Saturday 13 June | Intro, Q&A

Academy Award winner Questlove directs the definitive portrait of one of the most influential bands in music history, with exclusive access to their archives.

Made with the support of the band and the estate of late founder Maurice White, Earth, Wind & Fire draws on a remarkable trove of visual, audio and written material from the group’s own vaults to get closer than ever to the personalities behind the music. The creative ambitions, rivalries, friendships and sheer force of talent that forged their sound all come vividly to life, tracing the journey from their early days through to a global stardom that crossed borders and generations.

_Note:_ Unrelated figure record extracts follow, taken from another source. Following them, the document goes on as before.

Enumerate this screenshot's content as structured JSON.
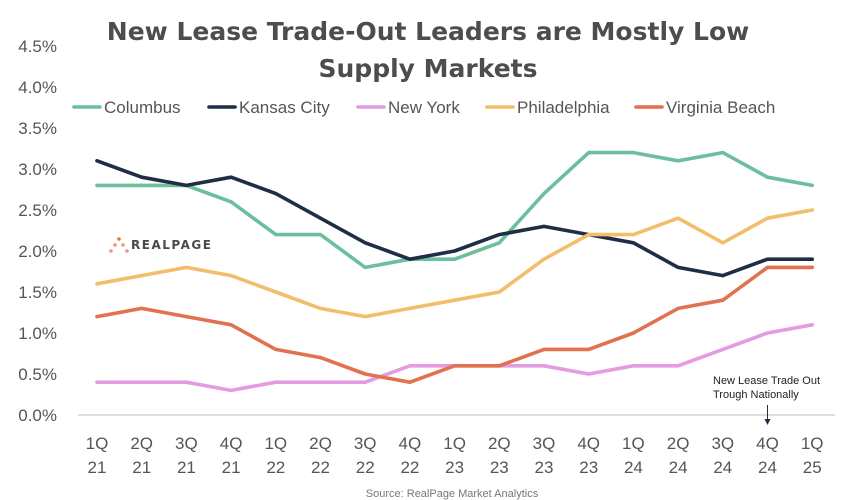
{
  "chart_data": {
    "type": "line",
    "title_lines": [
      "New Lease Trade-Out Leaders are Mostly Low",
      "Supply Markets"
    ],
    "categories": [
      [
        "1Q",
        "21"
      ],
      [
        "2Q",
        "21"
      ],
      [
        "3Q",
        "21"
      ],
      [
        "4Q",
        "21"
      ],
      [
        "1Q",
        "22"
      ],
      [
        "2Q",
        "22"
      ],
      [
        "3Q",
        "22"
      ],
      [
        "4Q",
        "22"
      ],
      [
        "1Q",
        "23"
      ],
      [
        "2Q",
        "23"
      ],
      [
        "3Q",
        "23"
      ],
      [
        "4Q",
        "23"
      ],
      [
        "1Q",
        "24"
      ],
      [
        "2Q",
        "24"
      ],
      [
        "3Q",
        "24"
      ],
      [
        "4Q",
        "24"
      ],
      [
        "1Q",
        "25"
      ]
    ],
    "y_ticks": [
      "0.0%",
      "0.5%",
      "1.0%",
      "1.5%",
      "2.0%",
      "2.5%",
      "3.0%",
      "3.5%",
      "4.0%",
      "4.5%"
    ],
    "ylim": [
      0,
      4.5
    ],
    "series": [
      {
        "name": "Columbus",
        "color": "#6cbf9c",
        "values": [
          2.8,
          2.8,
          2.8,
          2.6,
          2.2,
          2.2,
          1.8,
          1.9,
          1.9,
          2.1,
          2.7,
          3.2,
          3.2,
          3.1,
          3.2,
          2.9,
          2.8
        ]
      },
      {
        "name": "Kansas City",
        "color": "#1f2d45",
        "values": [
          3.1,
          2.9,
          2.8,
          2.9,
          2.7,
          2.4,
          2.1,
          1.9,
          2.0,
          2.2,
          2.3,
          2.2,
          2.1,
          1.8,
          1.7,
          1.9,
          1.9
        ]
      },
      {
        "name": "New York",
        "color": "#e49be0",
        "values": [
          0.4,
          0.4,
          0.4,
          0.3,
          0.4,
          0.4,
          0.4,
          0.6,
          0.6,
          0.6,
          0.6,
          0.5,
          0.6,
          0.6,
          0.8,
          1.0,
          1.1
        ]
      },
      {
        "name": "Philadelphia",
        "color": "#f2be6a",
        "values": [
          1.6,
          1.7,
          1.8,
          1.7,
          1.5,
          1.3,
          1.2,
          1.3,
          1.4,
          1.5,
          1.9,
          2.2,
          2.2,
          2.4,
          2.1,
          2.4,
          2.5
        ]
      },
      {
        "name": "Virginia Beach",
        "color": "#e2714f",
        "values": [
          1.2,
          1.3,
          1.2,
          1.1,
          0.8,
          0.7,
          0.5,
          0.4,
          0.6,
          0.6,
          0.8,
          0.8,
          1.0,
          1.3,
          1.4,
          1.8,
          1.8
        ]
      }
    ],
    "annotation": {
      "lines": [
        "New Lease Trade Out",
        "Trough Nationally"
      ],
      "category_index": 15
    },
    "logo": "REALPAGE",
    "source": "Source: RealPage Market Analytics",
    "legend_position": "top",
    "grid": false
  }
}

Their records soundtracked dancefloors, living rooms and protest marches alike, and their influence on funk, soul, disco and pop remains deeply felt. Questlove’s film goes deep into the archives to tell the full story, and the groove is very much still there.

SKYCLIMBER - Scaling The Eiffel Tower

Saturday 13 June | Intro, Q&A

A climber attempts to scale the Eiffel Tower in a documentary that is equal parts high-altitude adventure and intimate personal portrait.

SKYCLIMBER Scaling The Eiffel Tower builds its tension with the precision of a heist film, mapping every step of an audacious ascent of the Eiffel Tower. The climbing sequences are visceral and genuinely exhilarating, the kind that hold an audience in collective breath. But running alongside the adrenaline is something more personal: a portrait of the person behind the climb, taking in homelessness, neurodivergence and the very real weight of men’s mental health. The result is a film that works both as a gripping adventure and as a genuinely compelling personal story.

Content guidance: Contains themes of suicide and mental health.